OpenVO is the only calibration-free VO method that simultaneously incorporates temporal dynamics awareness and geometric priors without relying on additional data.

Rating

  • Novelty: ⭐⭐⭐⭐ — The first work to introduce temporal dynamics awareness into VO; the affine modulation design of Time Condition Layers is concise and elegant; the differentiable 2D→3D flow is also a meaningful contribution.

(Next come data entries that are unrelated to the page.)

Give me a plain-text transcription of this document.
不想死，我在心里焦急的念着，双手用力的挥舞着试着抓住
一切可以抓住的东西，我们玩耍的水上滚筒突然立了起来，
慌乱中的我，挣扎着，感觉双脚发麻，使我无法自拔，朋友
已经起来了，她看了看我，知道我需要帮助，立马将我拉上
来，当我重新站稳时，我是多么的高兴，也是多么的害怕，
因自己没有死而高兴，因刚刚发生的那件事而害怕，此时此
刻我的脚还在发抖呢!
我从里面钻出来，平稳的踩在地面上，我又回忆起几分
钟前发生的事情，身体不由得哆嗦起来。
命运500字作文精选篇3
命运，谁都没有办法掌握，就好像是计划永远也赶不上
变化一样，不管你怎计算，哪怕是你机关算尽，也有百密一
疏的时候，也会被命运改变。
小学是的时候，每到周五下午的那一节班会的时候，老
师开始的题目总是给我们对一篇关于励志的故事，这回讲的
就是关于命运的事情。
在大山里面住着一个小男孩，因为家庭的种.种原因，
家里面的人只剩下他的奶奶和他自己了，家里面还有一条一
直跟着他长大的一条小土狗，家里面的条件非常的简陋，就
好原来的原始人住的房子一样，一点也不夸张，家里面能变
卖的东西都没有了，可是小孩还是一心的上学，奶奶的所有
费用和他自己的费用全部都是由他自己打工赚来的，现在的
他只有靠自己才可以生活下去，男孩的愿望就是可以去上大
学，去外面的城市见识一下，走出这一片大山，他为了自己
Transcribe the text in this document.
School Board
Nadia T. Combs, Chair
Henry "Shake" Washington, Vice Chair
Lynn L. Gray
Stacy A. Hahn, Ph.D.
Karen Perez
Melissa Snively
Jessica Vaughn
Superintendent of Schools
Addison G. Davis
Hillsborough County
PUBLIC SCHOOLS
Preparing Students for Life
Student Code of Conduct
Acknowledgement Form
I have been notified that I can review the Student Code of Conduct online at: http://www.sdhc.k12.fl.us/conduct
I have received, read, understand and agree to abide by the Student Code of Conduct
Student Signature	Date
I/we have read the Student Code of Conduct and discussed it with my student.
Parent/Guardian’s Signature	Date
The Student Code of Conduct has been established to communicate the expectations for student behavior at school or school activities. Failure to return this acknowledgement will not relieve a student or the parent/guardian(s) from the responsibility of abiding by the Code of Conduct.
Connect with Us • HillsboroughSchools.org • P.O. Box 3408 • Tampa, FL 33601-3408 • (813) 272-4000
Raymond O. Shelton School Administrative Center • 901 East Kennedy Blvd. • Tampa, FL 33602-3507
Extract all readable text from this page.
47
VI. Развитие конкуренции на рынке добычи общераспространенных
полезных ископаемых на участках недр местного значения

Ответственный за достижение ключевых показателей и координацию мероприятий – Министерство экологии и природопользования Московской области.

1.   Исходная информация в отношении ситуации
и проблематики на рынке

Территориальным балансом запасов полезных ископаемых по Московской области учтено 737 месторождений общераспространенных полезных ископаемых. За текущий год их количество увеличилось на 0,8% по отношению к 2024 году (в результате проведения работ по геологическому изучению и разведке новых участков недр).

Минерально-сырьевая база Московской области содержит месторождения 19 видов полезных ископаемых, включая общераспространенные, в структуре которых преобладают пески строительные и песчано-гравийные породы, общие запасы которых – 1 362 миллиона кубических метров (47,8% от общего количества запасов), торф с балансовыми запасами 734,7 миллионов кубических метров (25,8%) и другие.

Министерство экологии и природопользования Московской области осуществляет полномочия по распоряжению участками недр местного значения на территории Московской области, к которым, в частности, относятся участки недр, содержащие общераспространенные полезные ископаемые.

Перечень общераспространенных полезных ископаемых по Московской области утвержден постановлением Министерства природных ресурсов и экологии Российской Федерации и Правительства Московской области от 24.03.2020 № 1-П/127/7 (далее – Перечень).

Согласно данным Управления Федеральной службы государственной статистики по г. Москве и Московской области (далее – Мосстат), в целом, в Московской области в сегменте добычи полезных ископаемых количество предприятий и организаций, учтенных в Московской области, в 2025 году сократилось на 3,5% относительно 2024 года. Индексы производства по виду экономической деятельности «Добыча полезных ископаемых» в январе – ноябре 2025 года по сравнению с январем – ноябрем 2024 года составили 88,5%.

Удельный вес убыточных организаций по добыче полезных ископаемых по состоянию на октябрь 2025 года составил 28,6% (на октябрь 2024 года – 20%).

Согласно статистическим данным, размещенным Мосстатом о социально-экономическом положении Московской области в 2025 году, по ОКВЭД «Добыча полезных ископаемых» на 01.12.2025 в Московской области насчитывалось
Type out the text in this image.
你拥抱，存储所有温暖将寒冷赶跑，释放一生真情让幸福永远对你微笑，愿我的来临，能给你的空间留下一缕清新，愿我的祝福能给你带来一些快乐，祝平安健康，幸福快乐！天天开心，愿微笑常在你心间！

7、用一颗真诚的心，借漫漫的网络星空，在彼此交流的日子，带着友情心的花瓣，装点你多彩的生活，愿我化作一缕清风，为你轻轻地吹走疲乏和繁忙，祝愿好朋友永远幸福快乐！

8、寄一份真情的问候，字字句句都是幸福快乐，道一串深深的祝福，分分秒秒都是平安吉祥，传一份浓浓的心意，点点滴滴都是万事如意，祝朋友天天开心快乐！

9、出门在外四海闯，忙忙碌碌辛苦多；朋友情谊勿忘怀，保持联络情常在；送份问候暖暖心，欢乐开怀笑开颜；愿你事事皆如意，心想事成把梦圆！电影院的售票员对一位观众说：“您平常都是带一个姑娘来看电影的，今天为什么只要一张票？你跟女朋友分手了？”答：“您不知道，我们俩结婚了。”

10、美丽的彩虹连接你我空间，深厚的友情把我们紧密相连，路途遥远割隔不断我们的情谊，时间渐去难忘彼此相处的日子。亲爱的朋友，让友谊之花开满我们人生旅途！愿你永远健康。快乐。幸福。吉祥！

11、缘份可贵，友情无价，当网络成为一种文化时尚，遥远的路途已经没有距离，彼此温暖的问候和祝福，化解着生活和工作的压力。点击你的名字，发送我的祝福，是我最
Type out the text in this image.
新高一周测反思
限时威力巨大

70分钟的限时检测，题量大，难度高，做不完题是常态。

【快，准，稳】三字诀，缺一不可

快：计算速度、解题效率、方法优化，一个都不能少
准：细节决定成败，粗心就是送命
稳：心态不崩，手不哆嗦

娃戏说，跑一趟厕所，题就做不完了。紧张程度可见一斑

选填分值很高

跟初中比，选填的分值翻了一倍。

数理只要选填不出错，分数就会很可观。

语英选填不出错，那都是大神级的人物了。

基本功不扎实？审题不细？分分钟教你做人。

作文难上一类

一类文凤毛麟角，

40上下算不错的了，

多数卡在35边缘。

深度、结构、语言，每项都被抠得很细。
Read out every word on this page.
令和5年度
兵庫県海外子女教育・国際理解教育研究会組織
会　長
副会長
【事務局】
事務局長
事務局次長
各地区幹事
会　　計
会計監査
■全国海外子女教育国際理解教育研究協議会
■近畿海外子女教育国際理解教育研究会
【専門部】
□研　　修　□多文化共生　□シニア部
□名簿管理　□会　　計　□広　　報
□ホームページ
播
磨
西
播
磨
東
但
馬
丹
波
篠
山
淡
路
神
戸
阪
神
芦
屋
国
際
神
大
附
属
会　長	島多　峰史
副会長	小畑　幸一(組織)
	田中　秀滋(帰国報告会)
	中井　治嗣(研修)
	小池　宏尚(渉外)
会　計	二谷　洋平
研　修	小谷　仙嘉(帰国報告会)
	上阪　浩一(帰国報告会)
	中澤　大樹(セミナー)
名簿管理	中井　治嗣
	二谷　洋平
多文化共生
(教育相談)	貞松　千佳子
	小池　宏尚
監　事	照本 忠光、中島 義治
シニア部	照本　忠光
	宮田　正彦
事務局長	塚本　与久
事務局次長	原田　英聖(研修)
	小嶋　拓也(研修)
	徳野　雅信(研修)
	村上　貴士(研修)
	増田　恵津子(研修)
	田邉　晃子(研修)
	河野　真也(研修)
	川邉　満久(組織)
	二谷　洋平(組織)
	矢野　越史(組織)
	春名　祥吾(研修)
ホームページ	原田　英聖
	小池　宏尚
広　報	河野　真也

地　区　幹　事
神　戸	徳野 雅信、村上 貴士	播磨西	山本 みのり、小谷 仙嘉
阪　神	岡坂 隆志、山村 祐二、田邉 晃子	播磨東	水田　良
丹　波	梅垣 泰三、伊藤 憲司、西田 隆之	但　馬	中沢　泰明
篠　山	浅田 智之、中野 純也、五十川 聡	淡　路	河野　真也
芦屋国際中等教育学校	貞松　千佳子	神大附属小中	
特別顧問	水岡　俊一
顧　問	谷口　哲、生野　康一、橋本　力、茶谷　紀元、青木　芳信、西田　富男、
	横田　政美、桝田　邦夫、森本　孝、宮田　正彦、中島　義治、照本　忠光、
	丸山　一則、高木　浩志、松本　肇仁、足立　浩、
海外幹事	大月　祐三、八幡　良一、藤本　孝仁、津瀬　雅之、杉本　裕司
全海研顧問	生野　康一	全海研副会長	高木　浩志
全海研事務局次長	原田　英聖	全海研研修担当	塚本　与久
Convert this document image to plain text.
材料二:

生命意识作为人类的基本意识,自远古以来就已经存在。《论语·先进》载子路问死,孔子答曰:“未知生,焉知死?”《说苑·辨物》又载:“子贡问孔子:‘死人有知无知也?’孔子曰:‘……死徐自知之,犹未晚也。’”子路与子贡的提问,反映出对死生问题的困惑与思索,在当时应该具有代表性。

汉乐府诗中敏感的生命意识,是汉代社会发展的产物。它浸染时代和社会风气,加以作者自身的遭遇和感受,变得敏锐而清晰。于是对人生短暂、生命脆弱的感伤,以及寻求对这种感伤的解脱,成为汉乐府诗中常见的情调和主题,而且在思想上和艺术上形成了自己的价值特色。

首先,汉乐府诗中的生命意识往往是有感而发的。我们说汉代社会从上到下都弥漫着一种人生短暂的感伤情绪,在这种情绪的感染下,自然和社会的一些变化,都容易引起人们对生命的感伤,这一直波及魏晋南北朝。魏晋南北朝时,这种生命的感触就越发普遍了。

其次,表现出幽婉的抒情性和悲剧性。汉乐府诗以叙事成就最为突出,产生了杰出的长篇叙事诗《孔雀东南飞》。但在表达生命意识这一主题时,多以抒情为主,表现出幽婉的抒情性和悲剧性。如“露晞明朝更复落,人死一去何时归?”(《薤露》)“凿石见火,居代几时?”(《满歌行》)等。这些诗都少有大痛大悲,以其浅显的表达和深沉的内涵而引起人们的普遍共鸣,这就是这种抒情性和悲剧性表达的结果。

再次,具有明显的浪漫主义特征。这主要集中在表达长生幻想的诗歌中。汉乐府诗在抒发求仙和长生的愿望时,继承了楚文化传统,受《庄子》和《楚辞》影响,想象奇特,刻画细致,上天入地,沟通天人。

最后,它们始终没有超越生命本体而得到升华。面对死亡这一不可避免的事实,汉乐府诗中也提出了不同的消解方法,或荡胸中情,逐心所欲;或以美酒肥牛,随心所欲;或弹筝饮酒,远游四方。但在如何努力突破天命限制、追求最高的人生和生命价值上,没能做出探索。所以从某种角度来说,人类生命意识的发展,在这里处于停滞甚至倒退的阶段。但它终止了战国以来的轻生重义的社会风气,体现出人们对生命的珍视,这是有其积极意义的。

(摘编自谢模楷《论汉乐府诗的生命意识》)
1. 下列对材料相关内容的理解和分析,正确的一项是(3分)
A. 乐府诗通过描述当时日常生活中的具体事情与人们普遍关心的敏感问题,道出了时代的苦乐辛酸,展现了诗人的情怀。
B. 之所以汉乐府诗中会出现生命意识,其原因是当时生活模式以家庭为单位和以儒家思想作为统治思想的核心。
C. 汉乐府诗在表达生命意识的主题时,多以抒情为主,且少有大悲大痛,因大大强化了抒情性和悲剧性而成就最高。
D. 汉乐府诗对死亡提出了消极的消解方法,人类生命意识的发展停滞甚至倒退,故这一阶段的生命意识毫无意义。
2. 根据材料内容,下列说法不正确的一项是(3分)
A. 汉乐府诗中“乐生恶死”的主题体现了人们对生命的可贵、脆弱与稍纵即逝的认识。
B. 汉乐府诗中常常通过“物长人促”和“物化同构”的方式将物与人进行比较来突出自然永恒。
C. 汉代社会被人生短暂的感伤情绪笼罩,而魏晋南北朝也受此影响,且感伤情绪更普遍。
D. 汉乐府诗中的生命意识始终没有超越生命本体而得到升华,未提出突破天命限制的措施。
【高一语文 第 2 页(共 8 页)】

  • Experimental Thoroughness: ⭐⭐⭐⭐ — Covers three major autonomous driving benchmarks with both standard and variable frame-rate evaluations and comprehensive ablations; however, more extreme frame rates and other sensor types are not tested.
  • Writing Quality: ⭐⭐⭐⭐ — Motivation is clear, method description is fluent, figures and tables are informative, and the problem formulation is well-defined.
  • Value: ⭐⭐⭐⭐ — Addresses practical challenges in open-world dashcam trajectory reconstruction, with direct applicability to autonomous driving data collection and YouTube-scale video analysis.